Taking advantage of the fact that the second harmonic is in phase with each phase, and that the resistance and capacitance of the current flowing between each phase and the ground are in phase respectively and the resistance and capacitance can be separated, Since the insulation status is monitored, the conventional signal application device is not required, and since no signal is applied to the ground wire, the ground wire can be used as it is in accordance with the regulations of the electrical engineering standards. Therefore, the insulation monitoring device can be manufactured at low cost and the construction cost can be reduced. Further, since it does not affect the ground resistance, ideal insulation monitoring can be realized.

[Brief description of drawings]

FIG. 1 is a circuit diagram of an embodiment of the present invention.

FIG. 2 is a vector diagram for explaining the present invention.

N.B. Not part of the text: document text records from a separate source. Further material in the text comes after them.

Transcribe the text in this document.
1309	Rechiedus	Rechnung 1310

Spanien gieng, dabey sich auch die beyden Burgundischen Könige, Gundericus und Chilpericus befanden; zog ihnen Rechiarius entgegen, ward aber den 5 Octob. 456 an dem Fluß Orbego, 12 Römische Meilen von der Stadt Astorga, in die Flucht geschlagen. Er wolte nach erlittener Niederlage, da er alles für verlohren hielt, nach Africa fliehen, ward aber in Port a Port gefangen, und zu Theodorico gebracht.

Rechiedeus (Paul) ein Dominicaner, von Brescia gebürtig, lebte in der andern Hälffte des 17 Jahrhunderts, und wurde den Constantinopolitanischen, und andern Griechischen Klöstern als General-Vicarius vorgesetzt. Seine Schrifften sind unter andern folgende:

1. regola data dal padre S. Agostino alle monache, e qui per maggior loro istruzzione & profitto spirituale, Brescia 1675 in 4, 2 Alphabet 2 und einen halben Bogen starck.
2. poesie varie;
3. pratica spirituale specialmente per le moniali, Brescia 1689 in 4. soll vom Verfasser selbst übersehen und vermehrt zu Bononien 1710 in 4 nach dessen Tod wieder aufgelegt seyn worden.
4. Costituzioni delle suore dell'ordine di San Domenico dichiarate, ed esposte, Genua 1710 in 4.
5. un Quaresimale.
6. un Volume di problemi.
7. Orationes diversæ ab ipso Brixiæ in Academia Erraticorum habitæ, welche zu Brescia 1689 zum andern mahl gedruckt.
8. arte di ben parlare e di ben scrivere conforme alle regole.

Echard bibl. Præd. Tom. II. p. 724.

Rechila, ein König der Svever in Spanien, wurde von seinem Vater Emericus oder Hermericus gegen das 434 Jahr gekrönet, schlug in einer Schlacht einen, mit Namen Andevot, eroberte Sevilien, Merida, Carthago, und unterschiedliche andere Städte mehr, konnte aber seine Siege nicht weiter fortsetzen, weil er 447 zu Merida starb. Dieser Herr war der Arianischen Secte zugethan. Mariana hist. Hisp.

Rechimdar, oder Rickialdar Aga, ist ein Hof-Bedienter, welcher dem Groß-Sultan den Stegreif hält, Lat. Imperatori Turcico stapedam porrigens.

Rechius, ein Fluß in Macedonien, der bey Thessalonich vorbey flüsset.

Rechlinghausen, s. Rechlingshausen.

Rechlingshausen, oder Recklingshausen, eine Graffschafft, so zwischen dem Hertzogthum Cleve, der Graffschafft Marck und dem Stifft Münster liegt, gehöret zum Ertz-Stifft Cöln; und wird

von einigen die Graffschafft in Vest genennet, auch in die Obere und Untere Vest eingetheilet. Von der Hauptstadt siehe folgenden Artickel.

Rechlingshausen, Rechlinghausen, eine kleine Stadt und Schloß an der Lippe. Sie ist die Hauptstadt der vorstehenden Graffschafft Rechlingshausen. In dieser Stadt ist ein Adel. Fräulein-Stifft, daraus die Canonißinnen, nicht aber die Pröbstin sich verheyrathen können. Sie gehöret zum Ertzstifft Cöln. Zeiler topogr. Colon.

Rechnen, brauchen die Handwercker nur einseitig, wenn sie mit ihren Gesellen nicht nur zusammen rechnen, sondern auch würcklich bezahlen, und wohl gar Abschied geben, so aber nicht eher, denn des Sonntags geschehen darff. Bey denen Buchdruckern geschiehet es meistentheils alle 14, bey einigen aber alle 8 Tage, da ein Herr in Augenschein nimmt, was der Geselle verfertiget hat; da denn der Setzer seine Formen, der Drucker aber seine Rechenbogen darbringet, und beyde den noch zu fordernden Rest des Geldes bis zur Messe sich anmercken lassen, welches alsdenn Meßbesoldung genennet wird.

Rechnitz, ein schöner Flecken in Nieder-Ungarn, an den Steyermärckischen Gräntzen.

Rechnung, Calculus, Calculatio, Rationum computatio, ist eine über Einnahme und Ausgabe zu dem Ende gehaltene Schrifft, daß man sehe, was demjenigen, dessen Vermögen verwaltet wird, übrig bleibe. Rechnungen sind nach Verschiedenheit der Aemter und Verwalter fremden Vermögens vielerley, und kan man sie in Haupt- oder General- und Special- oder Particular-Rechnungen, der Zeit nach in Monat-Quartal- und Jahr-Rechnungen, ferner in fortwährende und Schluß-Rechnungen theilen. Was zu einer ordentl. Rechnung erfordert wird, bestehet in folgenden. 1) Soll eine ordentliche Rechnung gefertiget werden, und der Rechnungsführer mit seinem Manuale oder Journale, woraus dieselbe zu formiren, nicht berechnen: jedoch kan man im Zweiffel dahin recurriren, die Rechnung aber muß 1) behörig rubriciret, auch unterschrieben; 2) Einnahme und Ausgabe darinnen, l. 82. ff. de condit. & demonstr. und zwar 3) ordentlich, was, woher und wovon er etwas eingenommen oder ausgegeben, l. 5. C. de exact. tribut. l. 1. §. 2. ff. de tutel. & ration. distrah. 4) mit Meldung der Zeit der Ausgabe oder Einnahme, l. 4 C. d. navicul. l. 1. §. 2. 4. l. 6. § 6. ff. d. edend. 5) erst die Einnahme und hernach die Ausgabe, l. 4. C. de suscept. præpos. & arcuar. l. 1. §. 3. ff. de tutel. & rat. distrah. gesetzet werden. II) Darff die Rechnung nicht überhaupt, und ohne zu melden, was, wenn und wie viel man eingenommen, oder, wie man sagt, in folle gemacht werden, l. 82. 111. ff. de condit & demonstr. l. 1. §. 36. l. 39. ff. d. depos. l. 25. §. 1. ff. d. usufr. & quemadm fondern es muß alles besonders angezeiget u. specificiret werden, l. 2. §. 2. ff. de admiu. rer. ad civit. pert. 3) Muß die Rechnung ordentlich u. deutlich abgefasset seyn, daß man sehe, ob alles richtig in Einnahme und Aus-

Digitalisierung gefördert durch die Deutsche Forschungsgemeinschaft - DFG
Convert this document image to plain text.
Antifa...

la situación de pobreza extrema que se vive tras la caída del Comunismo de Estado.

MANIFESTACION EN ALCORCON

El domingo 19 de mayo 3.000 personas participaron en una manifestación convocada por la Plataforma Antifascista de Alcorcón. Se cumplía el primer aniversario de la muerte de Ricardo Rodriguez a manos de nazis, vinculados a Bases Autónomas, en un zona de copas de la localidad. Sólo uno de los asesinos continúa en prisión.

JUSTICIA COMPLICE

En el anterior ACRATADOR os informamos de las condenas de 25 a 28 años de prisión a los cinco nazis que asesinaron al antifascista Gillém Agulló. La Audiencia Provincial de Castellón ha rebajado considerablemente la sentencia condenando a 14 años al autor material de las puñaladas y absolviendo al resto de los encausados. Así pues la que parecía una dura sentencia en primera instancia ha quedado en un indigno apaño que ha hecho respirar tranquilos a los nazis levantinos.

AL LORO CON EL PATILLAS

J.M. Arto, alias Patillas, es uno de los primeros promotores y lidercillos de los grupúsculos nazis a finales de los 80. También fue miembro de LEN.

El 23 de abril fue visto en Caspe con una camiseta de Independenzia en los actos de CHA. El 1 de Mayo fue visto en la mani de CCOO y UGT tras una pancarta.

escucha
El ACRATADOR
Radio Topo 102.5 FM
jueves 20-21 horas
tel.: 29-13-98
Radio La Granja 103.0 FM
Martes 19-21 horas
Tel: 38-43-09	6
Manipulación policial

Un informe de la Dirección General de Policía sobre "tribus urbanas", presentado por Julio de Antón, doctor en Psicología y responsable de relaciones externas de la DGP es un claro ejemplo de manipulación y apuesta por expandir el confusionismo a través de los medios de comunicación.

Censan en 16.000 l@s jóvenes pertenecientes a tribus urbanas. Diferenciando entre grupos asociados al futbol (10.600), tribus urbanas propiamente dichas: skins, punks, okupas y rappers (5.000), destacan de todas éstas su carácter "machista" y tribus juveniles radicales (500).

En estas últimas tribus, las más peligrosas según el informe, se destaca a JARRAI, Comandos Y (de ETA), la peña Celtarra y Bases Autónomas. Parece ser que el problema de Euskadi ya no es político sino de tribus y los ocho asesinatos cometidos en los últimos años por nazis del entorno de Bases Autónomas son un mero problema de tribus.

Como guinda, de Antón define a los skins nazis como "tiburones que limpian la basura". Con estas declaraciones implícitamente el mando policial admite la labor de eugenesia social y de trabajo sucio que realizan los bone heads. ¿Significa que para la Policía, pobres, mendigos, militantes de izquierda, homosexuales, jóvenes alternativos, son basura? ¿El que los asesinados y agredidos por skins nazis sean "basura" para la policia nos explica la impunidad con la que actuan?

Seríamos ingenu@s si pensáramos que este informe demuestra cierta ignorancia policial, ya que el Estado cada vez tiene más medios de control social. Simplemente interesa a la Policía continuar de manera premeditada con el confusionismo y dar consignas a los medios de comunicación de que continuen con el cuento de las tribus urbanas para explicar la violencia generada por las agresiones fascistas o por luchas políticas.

FIG. 3 is an explanatory diagram of a conventional insulation monitoring method.

[Explanation of symbols]

DESCRIPTION OF SYMBOLS 1 ... Transformer 2 ... Ground wire 3, 13 ... Current detection part 4, 5, 14 ... Voltage detection part 7 ... A / D conversion device 8 ... Arithmetic processing part 9 ... Alarm and display part 10 ... Electric circuit F _{B1 to} F _B8 … Bandpass filter

Claims (1)

[Claims] 1. A method for monitoring insulation of a one-wire grounded circuit,
From the current flowing in the ground wire and the voltage of the electric line, the 3rd nth harmonic component (where n is an integer) that is inherent in the electric line is detected, and the current of the resistance component is detected from the phase relationship between the detected harmonic current and harmonic voltage Insulation monitoring method in a low piezoelectric path, characterized in that the insulation state of the electric circuit is monitored by this current.